Their first claim is that the SEC’s reading of the settlement agreement is too broad, and provide evidence from the settlement negotiations to prove their point. Musk and Tesla explicitly refused to agree that all Tesla-related communications would need to be pre-approved, only those which are “material”. Since the 500k production figure, according to Musk’s lawyers, wasn’t material, Musk did not violate Tesla’s pre-approval policy.

They also highlight that Tesla, the company, has not accused Musk of violating its policy (although it’s hard to find any gap between Musk’s beliefs and Tesla’s beliefs, so what is this really worth?)

They also point to the clause added to the settlement agreement that certain categories of information may be material, “depending on its significance”.

My view

I can’t claim to have any specific legal expertise, so do take what I say with a grain of salt.

Trying to be as objective as possible, I can see that the arguments from Musk’s perspective do have some merit. It can be argued that a 500k production number wasn’t “news”, since Musk had claimed (in a prior conference call) that such a number was possible. And they are right that not all Tesla-related tweets needed to be pre-approved.

However, I keep going back to the line from the settlement agreement stating that communications “which reasonably could contain” material information need pre-approval.

I think a car production forecast for the company could be material, so Musk should have sought pre-approval. Even if it turned out on review that the car production forecast wasn’t material, the settlement agreement was designed so that he would check with others first, before posting such things.

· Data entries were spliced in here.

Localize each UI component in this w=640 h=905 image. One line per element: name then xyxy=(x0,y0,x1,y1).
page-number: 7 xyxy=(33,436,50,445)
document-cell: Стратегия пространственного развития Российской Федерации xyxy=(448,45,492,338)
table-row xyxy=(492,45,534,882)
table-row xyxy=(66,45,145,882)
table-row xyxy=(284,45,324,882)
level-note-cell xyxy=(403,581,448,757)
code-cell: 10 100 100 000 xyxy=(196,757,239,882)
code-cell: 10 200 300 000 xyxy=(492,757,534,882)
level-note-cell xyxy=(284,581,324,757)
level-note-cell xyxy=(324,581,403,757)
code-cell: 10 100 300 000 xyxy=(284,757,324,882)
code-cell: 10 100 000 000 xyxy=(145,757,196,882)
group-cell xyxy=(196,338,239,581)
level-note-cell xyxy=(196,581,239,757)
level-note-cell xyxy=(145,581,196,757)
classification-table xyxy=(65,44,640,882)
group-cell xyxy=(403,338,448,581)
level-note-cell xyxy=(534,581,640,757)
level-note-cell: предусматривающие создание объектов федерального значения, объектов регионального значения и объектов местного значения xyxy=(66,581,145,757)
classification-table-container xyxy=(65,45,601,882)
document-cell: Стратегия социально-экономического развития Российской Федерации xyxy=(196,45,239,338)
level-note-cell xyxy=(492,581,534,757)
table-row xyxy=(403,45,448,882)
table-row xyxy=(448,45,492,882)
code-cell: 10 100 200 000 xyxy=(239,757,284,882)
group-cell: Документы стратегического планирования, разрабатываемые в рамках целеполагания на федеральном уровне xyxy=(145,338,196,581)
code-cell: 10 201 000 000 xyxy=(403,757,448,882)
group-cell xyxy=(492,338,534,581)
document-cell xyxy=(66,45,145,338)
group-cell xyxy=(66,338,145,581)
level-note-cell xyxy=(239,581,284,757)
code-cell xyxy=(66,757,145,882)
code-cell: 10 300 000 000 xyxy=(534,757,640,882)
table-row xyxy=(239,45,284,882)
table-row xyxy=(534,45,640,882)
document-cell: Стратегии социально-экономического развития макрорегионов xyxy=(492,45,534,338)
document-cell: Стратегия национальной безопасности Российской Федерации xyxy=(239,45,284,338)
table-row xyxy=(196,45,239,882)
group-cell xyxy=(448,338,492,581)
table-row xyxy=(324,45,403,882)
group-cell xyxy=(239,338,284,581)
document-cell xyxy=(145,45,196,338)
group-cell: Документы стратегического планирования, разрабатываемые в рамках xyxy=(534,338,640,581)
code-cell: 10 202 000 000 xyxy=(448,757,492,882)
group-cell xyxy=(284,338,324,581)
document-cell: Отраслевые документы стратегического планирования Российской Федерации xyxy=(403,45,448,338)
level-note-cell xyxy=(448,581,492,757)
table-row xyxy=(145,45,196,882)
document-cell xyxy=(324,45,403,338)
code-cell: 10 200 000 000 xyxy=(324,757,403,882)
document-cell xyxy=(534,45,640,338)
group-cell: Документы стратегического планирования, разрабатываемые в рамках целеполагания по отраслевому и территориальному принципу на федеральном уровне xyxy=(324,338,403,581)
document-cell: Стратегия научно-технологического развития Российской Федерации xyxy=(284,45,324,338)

The whole point of the agreement was to prevent another “funding secured” fiasco. Since it is being interpreted by Tesla and Musk in such a way that pre-approval is not being sought for tweets containing things like car production forecasts, the very least that needs to happen is that this agreement needs to be thrown out. A new resolution for the problem is needed.


At the time of publication, the author has a short position in TSLA and a long position in TSLA puts.